This is the most enticing ditch in the North Valley (and that’s saying something)

This ditch’s siren song has called to me for years.

I first noticed the ditch along Guadalupe Trail when we were buying a house. We looked at a home nearby. All these years later, I have no memory of the house, but I never forgot that ditch.

Forest closures have reduced our hiking options to the bosque and the ditches, and after reading David Ryan’s book “The Gentle Art of Wandering,” I was inspired to make the Guadalupe Trail ditch’s acquaintance.

When we stepped onto the ditch at its crossing with Griegos, only one side offered a narrow path.

IMG_0897

As the ditch widened, it wound by funky old houses and soaring modernist cathedrals of light.

IMG_0902

Irrigated fields opened up, offering glimpses of the mesa and mountains.

IMG_0913

This ditch boasts one of the biggest cottonwoods I have ever encountered. Its trunk had to be 15 feet in diameter.

IMG_0907

This ditch also boasts the most ducklings I have ever encountered. We saw three duck families. One family huddled together on the ditch’s concrete lip; the two bravest  ducklings tiptoed down the slope into the water, and the rest followed.

IMG_0915

IMG_0951

We came to a crossroads behind the Unser Museum, only to discover that the magical mystery ditch ran smack into a large ditch we’d used weekly for years to access the Flying Star Cafe from our old house.

We crossed the familiar ditch and kept going. The chatter of ducks and the breeze gave way to the sounds of traffic. Our new ditch route was as wide and tree-lined as the main boulevard in my Southern hometown, running right next to Montano.

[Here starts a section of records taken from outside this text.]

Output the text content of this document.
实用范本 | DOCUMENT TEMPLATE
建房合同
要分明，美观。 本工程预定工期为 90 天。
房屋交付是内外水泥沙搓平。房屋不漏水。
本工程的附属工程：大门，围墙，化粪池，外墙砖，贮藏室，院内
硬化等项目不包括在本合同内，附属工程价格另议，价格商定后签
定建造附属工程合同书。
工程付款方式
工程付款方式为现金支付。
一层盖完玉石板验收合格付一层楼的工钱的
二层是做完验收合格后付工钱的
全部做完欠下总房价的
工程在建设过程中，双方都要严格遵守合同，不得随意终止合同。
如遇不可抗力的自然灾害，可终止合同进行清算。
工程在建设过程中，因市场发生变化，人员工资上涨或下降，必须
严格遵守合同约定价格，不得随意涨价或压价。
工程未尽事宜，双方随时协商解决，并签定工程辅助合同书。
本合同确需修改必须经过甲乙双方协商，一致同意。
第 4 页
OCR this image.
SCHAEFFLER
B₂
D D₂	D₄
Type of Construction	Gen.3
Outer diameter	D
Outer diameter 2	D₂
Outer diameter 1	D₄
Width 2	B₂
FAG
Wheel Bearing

The path led us right to the river. A roaring ditch gave the illusion of abundant water.

IMG_0952

We walked out to the overlooks on the Montano Bridge, which I’d never crossed on foot. Swallows swarmed overhead.

As we walked back east on the bridge, we saw that no more than a few inches of water covered the sandbar below. The Rio Grande could run dry through the city as soon as this month.

IMG_0966

In the bosque, we spotted a mountain bluebird at 5,000 feet.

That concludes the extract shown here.